Ce n’est jamais sans risque. Être si proche du langage de son temps fait courir à l’art le danger de perdre ce qui fait la singularité de son intervention et de son efficacité. Le tract, par exemple, n’est devenu œuvre que parce que, des dadaïstes aux situationnistes, certains artistes ont su le détourner de ses fins publicitaires ou militantes tout en en conservant son potentiel expressif. Les artistes d’aujourd’hui sont moins tentés par le détournement. Ils préfèrent cultiver l’ambiguïté, jusqu’à donner parfois l’impression de céder à la fascination. Mais, pour les lecteurs, ce jeu sur les confins a lui aussi quelque chose de fascinant : ce que l’art depuis les années soixante a de plus vivant, ne le doit-il pas, en grande partie, à sa capacité à s’installer aux limites pour les repousser ?

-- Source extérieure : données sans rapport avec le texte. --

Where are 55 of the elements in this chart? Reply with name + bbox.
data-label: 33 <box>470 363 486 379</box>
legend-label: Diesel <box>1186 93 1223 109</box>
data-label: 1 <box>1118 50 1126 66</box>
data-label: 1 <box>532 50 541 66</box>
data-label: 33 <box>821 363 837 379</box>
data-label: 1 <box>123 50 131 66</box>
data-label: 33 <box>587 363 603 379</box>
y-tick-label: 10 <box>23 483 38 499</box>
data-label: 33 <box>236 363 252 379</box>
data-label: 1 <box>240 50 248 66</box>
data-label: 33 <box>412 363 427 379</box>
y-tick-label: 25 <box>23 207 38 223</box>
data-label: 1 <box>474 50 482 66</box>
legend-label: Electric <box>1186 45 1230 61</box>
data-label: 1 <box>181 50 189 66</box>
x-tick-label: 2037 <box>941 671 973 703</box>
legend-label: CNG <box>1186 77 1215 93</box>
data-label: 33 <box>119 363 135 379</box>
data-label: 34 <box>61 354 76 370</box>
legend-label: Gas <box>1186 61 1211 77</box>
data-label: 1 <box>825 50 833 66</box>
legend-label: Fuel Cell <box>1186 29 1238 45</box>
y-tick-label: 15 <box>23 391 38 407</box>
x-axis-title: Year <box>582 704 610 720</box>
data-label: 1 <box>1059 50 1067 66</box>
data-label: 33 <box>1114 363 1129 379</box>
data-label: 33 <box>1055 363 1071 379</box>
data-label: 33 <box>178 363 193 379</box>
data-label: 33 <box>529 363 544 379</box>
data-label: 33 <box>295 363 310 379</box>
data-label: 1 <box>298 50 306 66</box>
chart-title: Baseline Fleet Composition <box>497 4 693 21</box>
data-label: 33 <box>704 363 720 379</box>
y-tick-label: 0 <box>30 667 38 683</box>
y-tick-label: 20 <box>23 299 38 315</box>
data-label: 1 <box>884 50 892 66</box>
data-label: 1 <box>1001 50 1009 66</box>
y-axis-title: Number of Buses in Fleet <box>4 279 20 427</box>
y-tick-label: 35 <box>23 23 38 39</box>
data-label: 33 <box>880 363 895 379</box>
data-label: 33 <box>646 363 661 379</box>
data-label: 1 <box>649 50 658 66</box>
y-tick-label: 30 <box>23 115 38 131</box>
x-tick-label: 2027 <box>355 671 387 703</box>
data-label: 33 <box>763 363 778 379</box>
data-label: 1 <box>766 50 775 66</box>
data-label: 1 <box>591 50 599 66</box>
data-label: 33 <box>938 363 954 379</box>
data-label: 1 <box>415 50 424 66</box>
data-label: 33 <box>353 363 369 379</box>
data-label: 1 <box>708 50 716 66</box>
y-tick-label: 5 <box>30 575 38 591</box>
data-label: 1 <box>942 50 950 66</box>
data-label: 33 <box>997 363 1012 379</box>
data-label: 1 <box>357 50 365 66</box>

Quelque quarante artistes, français ou vivant en France, sont représentés dans l’exposition. Bien sûr, l’on sera sensible à tout ce qui distingue les pionniers de ceux des générations suivantes. L’utopie de l’artiste éducateur, qui trouvait un contexte favorable dans l’optimisme économique et révolutionnaire des années soixante, n’a plus cours. Une autre utopie lui succède, qui se veut plus concrète, mais ne lui est pas inférieure : maintenir éveillée, ici et maintenant, l’exigence de liberté, dans la pensée ou dans la vie, dans le monde de l’art ou dans le monde tout court, au moment où elle en est exclue par le libéralisme économique et la marchandisation de la culture. D’une utopie à l’autre s’affirme toutefois une constante, autorisant parfois d’inattendus rapprochements entre artistes que l’expérience et les orientations devraient séparer. Elle tient à une certaine idée du rôle du livre, à la confiance en ses pouvoirs et en sa vocation à être le lieu par excellence de l’expression de la responsabilité de l’artiste à l’égard de l’art et du monde. Ainsi la plus faible des armes, le papier imprimé, se prête-t-elle à la plus inactuelle des activités, celle d’agitateur artistique.